Achelous: Enabling Programmability, Elasticity, and Reliability in Hyperscale Cloud Networks.
Chengkun Wei,Xing Li,Ye Yang,Xiaochong Jiang,Tianyu Xu,Bowen Yang,Taotao Wu,Chao Xu,Yilong Lv,Haifeng Gao,Zhentao Zhang,Zikang Chen,Zeke Wang,Zihui Zhang,Shunmin Zhu,Wenzhi Chen
DOI: https://doi.org/10.1145/3603269.3604859
2023-01-01
Abstract:Cloud computing has witnessed tremendous growth, prompting enterprises to migrate to the cloud for reliable and on-demand computing.
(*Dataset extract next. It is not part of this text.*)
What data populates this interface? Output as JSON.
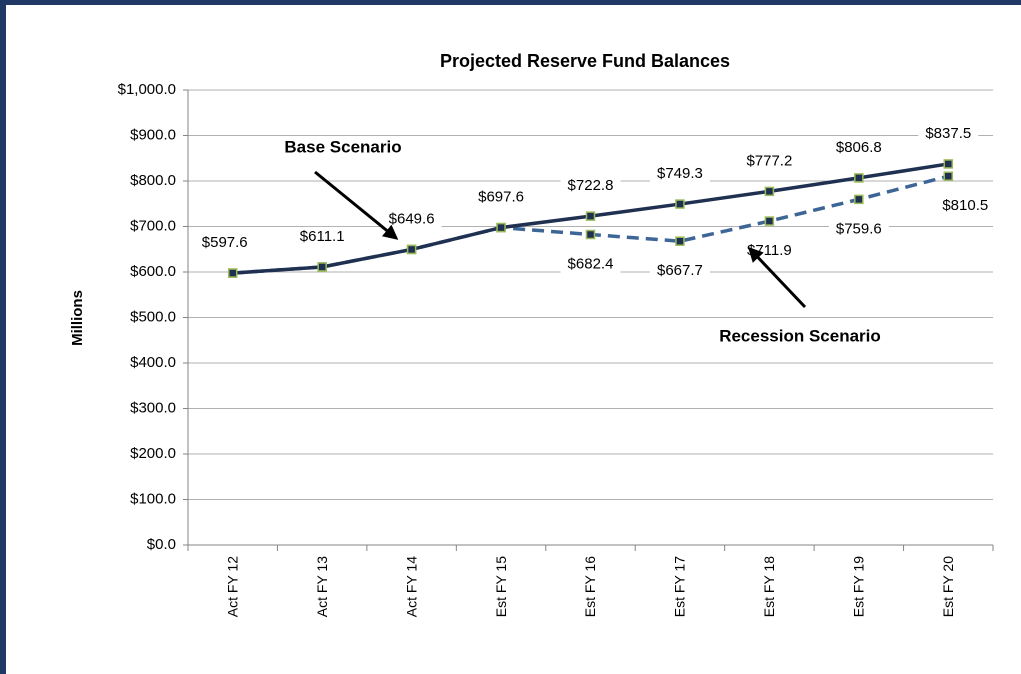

Within a single Virtual Private Cloud (VPC), the number of instances (such as VMs, bare metals, and containers) has reached millions, posing challenges related to supporting millions of instances with network location decoupling from the underlying hardware, high elastic performance, and high reliability. However, academic studies have primarily focused on specific issues like high-speed data plane and virtualized routing infrastructure, while existing industrial network technologies fail to adequately address these challenges. In this paper, we report on the design and experience of Achelous , Alibaba Cloud's network virtualization platform. Achelous consists of three key designs to enhance hyperscale VPC: ( i ) a novel hierarchical programming architecture based on the collaborative design of both data plane and control plane; ( ii ) elastic performance strategy and distributed ECMP schemes for seamless scale-up and scale-out, respectively; ( iii ) health check scheme and transparent VM live migration mechanisms that ensure stateful flow continuity during the failover. The evaluation results demonstrate that, Achelous scales to over 1, 500, 000 of VMs with elastic network capacity in a single VPC, and reduces 25× programming time, with 99% updating can be completed within 1 second. For failover, it condenses 22.5× downtime during VM live migration, and ensures 99.99% of applications do not experience stall. More importantly, the experience from three years of operation proves the Achelous 's serviceability, and versatility independent of any specific hardware platforms.